Angles Outside the Circle

Topic:
Geometry

Angles formed by Secant Lines

Secant lines intersect a circle at two points. Activity Directions: Move points D, C, B, and E to discover the relationship between the measure of the angle created by two secant lines and the measures of the intercepted arcs.

What happens if you add arc CB and arc DE?

What happens in you subtract arc CB from arc DE?

Do you see a relationship between either the sum of the 2 arcs or a relationship between the difference in the arcs? If so, what do you notice?

What happens if you have a secant and a tangent?

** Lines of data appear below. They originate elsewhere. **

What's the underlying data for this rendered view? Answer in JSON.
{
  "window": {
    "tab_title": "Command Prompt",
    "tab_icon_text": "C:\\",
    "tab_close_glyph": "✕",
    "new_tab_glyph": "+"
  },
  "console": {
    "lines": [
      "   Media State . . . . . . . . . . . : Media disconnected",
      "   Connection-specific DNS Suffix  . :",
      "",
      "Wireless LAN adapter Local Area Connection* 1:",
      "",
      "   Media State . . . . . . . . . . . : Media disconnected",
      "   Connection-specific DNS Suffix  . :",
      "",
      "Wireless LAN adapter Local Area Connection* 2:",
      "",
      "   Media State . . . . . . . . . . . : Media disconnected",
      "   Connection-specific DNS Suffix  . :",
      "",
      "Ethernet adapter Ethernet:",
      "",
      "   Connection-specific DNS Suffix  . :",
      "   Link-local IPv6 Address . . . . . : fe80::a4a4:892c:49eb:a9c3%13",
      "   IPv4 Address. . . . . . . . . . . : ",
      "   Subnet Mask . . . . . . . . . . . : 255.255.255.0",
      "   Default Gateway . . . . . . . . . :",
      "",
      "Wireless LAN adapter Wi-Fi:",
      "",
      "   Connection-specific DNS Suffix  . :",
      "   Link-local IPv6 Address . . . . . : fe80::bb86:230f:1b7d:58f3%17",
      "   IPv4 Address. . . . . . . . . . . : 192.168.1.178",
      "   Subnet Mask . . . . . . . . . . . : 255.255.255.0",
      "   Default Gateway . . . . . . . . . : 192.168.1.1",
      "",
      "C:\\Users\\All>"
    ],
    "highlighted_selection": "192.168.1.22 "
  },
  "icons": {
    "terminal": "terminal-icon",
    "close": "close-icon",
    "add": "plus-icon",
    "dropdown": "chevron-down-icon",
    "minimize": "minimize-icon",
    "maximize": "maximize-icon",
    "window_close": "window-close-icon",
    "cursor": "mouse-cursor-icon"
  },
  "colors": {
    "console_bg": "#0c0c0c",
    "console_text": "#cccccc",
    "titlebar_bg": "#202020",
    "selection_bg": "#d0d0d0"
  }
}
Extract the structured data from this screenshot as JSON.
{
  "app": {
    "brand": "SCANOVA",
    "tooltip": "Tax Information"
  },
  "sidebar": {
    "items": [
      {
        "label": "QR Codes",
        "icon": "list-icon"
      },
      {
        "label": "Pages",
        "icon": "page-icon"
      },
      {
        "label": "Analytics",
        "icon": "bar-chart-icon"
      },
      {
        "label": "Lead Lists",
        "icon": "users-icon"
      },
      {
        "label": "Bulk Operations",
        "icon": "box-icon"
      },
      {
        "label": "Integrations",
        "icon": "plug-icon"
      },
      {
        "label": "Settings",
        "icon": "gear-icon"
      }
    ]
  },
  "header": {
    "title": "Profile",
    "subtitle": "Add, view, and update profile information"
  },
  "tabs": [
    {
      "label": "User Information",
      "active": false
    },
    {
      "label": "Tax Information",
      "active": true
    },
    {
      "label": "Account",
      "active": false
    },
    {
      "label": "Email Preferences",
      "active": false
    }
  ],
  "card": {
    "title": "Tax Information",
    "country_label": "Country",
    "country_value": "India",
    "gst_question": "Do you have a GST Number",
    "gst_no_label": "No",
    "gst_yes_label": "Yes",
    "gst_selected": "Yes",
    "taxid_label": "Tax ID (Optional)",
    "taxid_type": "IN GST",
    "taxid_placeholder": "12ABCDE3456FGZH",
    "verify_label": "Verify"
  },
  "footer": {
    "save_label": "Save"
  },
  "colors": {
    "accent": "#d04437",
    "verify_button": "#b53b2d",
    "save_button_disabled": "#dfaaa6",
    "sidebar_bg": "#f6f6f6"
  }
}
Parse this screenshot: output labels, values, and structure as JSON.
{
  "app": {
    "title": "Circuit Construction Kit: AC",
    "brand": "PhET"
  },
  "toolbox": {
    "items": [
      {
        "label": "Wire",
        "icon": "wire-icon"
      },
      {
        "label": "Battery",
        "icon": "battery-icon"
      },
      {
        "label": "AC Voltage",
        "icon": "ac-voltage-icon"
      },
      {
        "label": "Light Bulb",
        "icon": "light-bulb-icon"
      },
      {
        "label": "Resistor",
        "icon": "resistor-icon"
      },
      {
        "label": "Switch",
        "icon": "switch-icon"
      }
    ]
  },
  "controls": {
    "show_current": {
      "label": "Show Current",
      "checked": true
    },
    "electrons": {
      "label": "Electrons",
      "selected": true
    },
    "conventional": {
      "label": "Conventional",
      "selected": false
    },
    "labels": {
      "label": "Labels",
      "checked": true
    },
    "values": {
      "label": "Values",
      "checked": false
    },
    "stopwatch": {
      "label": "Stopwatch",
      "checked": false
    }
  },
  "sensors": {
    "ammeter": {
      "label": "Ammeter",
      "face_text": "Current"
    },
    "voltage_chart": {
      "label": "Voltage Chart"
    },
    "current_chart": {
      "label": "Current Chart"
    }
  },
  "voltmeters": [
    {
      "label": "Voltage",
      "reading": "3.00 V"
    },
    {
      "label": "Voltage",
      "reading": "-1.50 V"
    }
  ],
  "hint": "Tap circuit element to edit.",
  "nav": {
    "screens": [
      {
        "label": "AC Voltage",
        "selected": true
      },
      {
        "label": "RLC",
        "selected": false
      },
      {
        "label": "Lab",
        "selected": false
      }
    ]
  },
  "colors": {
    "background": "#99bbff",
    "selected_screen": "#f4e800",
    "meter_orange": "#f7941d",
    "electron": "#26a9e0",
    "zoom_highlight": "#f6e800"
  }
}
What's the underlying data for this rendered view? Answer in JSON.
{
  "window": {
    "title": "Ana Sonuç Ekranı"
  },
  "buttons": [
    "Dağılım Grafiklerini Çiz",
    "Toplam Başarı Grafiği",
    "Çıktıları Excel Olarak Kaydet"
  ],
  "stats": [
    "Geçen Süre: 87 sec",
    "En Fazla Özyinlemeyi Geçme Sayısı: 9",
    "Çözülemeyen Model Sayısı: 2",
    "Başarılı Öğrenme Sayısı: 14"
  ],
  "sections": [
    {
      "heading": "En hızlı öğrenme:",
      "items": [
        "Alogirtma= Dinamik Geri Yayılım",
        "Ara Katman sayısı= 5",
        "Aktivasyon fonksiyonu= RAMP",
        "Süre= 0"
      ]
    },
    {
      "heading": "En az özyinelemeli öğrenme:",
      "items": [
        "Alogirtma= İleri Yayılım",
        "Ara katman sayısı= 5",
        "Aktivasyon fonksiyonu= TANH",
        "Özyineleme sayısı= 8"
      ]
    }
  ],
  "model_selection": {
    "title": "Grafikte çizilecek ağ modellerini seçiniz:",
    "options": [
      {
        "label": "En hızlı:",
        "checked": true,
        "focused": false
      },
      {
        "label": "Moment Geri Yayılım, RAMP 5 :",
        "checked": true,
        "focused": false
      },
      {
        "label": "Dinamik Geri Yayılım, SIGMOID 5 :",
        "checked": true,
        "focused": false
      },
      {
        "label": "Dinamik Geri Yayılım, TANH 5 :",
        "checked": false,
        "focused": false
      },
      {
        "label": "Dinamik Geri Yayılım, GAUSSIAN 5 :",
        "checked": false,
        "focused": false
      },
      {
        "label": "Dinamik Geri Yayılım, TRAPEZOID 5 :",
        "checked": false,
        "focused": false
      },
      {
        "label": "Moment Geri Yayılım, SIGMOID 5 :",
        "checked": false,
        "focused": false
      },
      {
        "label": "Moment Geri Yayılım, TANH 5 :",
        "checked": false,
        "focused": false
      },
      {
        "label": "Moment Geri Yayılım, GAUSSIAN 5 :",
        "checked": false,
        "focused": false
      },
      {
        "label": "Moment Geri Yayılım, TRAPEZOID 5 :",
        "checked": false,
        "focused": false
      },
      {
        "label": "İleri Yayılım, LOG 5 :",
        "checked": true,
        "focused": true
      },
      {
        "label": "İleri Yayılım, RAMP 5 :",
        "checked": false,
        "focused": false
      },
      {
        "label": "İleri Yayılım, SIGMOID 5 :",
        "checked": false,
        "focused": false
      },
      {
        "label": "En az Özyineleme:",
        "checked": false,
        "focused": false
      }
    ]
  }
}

Click on A and move it around the circle. Determine the measure Arc AB. Determine the measure of arc DE. Try to figure out the relationship between the 2 arcs and the angle.

What happens if you add arc AB and arc DE?

What happens in you subtract arc DE from arc AB?

Do you see a relationship between either the sum of the 2 arcs or a relationship between the difference in the arcs? If so, what do you notice?

What happens if you have 2 tangent lines? Move point B around the circle.

What's the measure of arc BFC?

What's the measure of arc CB?

How many arcs are present when you have 2 tangent lines?

What happens when you add the 2 angles together?

Do you see a relationship between the two arcs and the angle created by the tangents?